If the report’s sources are accurate, Amazon isn’t quite as squeamish about selling out its users.

The Kindle tablet versions of these magazines will be similar to the ones developed for iPad, but they will reportedly be tweaked for the smaller 7” display of Amazon’s tablet.

The publishers who have signed up with Apple are reportedly keen on the opportunity of having a new digital distribution point.

One unnamed source said, “You’ve got beauty and design with Apple, which we love, but with Amazon you have marketing, and ease of use. We’re very optimistic.”

The Mac Observer will be providing live coverage of the Amazon event.

Popular TMO Stories



Terms of the deals are supposedly close to the 70/30 deal that Apple has worked out with all four of those magazine publishers…

Hmm, very interesting…  Similar to digital music, Apple sets the bar and that bar quickly becomes the standard, or at least the negotiating starting point…

But good for Amazon.  They are well positioned to succeed here.  I still think that Apple should release a mid-sized iPad to compete here, but it may not be in the cards.


And what of privacy?

“Publishing sources say Amazon?s terms will roughly mirror the ones that Apple has established with most magazines this year: Publishers will keep around 70 percent of all Amazon sales, and the retailer will share some customer data with the publishers.”  AllThingsD, supra.

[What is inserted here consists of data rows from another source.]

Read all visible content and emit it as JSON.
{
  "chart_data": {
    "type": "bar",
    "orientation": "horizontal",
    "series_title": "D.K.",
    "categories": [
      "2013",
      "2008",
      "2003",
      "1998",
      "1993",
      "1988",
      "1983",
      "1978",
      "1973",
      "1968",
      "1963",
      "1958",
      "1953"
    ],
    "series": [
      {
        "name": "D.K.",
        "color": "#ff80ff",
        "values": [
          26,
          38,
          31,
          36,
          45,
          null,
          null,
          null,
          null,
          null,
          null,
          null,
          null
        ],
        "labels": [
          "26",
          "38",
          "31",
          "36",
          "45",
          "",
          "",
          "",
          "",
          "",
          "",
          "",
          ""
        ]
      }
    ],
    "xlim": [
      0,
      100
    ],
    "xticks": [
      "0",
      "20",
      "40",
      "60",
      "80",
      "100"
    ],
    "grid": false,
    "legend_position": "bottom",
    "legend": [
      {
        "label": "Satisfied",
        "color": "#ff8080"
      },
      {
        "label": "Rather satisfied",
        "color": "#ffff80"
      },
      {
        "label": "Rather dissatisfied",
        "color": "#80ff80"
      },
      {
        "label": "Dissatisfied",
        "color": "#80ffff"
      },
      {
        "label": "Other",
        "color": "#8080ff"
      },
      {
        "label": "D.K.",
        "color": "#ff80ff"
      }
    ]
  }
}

That the financial terms are so similar to the financial terms that the publishers have with Apple shows that publishers’ objections to Apple’s terms was never about Apple’s 30% commission.  The real issue of dispute was and is the disposition of customers’ data. 

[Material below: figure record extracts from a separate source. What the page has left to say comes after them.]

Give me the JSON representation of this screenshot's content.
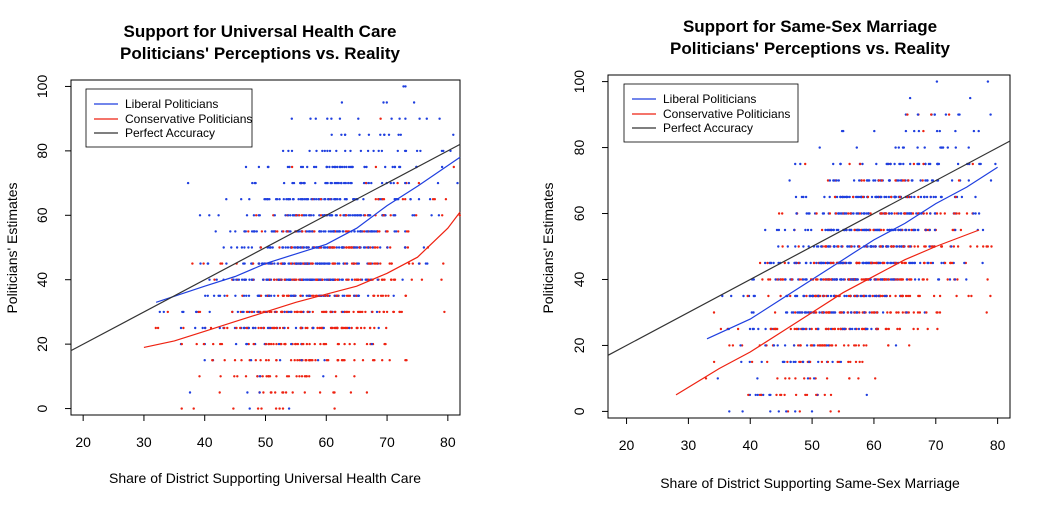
{
  "chart_data": [
    {
      "type": "scatter",
      "title": "Support for Universal Health Care",
      "subtitle": "Politicians' Perceptions vs. Reality",
      "xlabel": "Share of District Supporting Universal Health Care",
      "ylabel": "Politicians' Estimates",
      "xlim": [
        18,
        82
      ],
      "ylim": [
        -2,
        102
      ],
      "xticks": [
        "20",
        "30",
        "40",
        "50",
        "60",
        "70",
        "80"
      ],
      "yticks": [
        "0",
        "20",
        "40",
        "60",
        "80",
        "100"
      ],
      "grid": false,
      "legend_position": "top-left",
      "series": [
        {
          "name": "Liberal Politicians",
          "color": "#1f3fdf",
          "line": [
            [
              32,
              33
            ],
            [
              40,
              38
            ],
            [
              45,
              41
            ],
            [
              50,
              45
            ],
            [
              55,
              48
            ],
            [
              60,
              51
            ],
            [
              65,
              56
            ],
            [
              70,
              63
            ],
            [
              75,
              69
            ],
            [
              82,
              78
            ]
          ]
        },
        {
          "name": "Conservative Politicians",
          "color": "#ee2211",
          "line": [
            [
              30,
              19
            ],
            [
              35,
              21
            ],
            [
              40,
              24
            ],
            [
              45,
              27
            ],
            [
              50,
              30
            ],
            [
              55,
              33
            ],
            [
              60,
              35.5
            ],
            [
              65,
              38
            ],
            [
              70,
              42
            ],
            [
              75,
              47
            ],
            [
              80,
              56
            ],
            [
              82,
              61
            ]
          ]
        },
        {
          "name": "Perfect Accuracy",
          "color": "#333333",
          "line": [
            [
              18,
              18
            ],
            [
              82,
              82
            ]
          ]
        }
      ]
    },
    {
      "type": "scatter",
      "title": "Support for Same-Sex Marriage",
      "subtitle": "Politicians' Perceptions vs. Reality",
      "xlabel": "Share of District Supporting Same-Sex Marriage",
      "ylabel": "Politicians' Estimates",
      "xlim": [
        17,
        82
      ],
      "ylim": [
        -2,
        102
      ],
      "xticks": [
        "20",
        "30",
        "40",
        "50",
        "60",
        "70",
        "80"
      ],
      "yticks": [
        "0",
        "20",
        "40",
        "60",
        "80",
        "100"
      ],
      "grid": false,
      "legend_position": "top-left",
      "series": [
        {
          "name": "Liberal Politicians",
          "color": "#1f3fdf",
          "line": [
            [
              33,
              22
            ],
            [
              40,
              28
            ],
            [
              45,
              34
            ],
            [
              50,
              40
            ],
            [
              55,
              46
            ],
            [
              60,
              52
            ],
            [
              65,
              57
            ],
            [
              70,
              63
            ],
            [
              75,
              68
            ],
            [
              80,
              74
            ]
          ]
        },
        {
          "name": "Conservative Politicians",
          "color": "#ee2211",
          "line": [
            [
              28,
              5
            ],
            [
              35,
              13
            ],
            [
              40,
              18
            ],
            [
              45,
              24
            ],
            [
              50,
              30
            ],
            [
              55,
              36
            ],
            [
              60,
              41
            ],
            [
              65,
              46
            ],
            [
              70,
              50
            ],
            [
              77,
              55
            ]
          ]
        },
        {
          "name": "Perfect Accuracy",
          "color": "#333333",
          "line": [
            [
              17,
              17
            ],
            [
              82,
              82
            ]
          ]
        }
      ]
    }
  ]
}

Well, Amazon has agreed to share some customers’ data, without giving the customer any right to consent to such sharing, except for an initial take it or leave it proposition, where a customer either consents to Amazon acquiring and disposing of his data, constrained only by our weak privacy laws, or forgoes most, if not all, of Amazon’s services.  That access to customers’ data without any meaningful consent from the customers is what Amazon is offering, and publishers can’t wait to jump at it.

After all, being in the App Store and having to obtain a customer’s informed consent to acquire and use his data is so, well, troublesome, and anyone of those damned customers might just say no.  Working with Amazon avoids that saying of no, unless the customer is ready to do without an Amazon-Android tablet.


I’m keen to see what Amazon introduces on Wednesday, and I’m open to purchasing a 7” tablet / Kindle from them, but not if they sell my info to anyone without my consent.

I object to the accumulation and selling of my personal info (“dossier”); it’s a breach of privacy AND trust. I’d prefer that our privacy laws were stronger, and that the burden of responsibility for restoring a stolen identity were on the negligent / breaching party, rather than the victim.* I would bet that identity theft would become much more rare if that were so. Perhaps our friend Nemo might weigh in on what would be reasonable and strong privacy laws.

*In the US, it costs the victim on average over $1,800 and over 300 hours to resolve ID theft.